Perhaps your student has gone away to college involved in a relationship that becomes long-distance-both could be away at college; one could still be in high school, one could be in their hometown working while the other goes away to school.  Whatever the circumstance, this can be a challenge for your student.  Dave Coleman, in the Art of College Parenting, provides some statistics about long-distance relationships for both students and their parents.  They follow:

50% of long distance relationships fail within the first year; 90% fail within two years. Why such high failure rates?  
  • Couples "force" communication everyday when not enough has happened in their lives between phone calls to provide them with interesting conversation;
  • The partner at school begins to feel resentment because s/he has stopped participating in campus activities because the explanation of who was there and why it was so fun without the partner-at-a-distance gets too hard.

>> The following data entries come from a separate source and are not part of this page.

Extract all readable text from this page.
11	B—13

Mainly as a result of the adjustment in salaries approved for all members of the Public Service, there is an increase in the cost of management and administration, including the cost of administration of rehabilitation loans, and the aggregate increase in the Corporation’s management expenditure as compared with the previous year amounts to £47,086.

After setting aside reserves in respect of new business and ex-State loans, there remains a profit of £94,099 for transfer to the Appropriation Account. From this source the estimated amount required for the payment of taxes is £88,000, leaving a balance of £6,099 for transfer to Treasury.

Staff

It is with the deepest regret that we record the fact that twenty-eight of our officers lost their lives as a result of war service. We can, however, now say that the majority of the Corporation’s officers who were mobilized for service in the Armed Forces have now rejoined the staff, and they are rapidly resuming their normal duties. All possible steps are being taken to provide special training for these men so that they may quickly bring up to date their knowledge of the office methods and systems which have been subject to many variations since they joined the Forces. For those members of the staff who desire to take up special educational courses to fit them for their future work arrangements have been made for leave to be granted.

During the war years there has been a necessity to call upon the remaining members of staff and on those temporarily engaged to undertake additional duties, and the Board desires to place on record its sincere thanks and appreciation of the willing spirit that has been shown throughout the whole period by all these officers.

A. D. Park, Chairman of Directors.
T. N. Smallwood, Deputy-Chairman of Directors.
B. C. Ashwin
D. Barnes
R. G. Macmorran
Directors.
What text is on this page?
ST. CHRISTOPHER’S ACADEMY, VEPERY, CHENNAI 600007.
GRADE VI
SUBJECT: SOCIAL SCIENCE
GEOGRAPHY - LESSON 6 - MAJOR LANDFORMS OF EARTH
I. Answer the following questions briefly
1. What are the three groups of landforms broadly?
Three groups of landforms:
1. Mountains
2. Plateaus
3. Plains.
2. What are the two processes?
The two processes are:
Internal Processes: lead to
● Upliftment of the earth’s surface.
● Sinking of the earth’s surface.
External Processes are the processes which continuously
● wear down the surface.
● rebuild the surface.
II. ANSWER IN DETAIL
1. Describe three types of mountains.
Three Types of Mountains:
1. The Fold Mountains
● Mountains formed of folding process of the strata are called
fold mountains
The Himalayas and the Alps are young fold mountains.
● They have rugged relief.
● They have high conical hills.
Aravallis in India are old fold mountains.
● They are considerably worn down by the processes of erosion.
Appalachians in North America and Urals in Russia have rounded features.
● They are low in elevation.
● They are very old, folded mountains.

They can work, and often do IF:

  • The time for the distance apart is a year or less;
  • Couples share the same faith base so they have similar grounding;
  • They see each other at least every two months.

Taking a car to campus

Most campuses in WNY allow residential students to have cars on-campus.  Students with cars will need to make themselves aware of campus parking regulations related to overnight parking, which sometimes change for the winter season because of snowplowing.  The decision is one for the family to make.  Realize that having a car sometimes helps a student avoid becoming immersed the life of the campus they have chosen because it is too easy to drive home or visit friends at other campuses.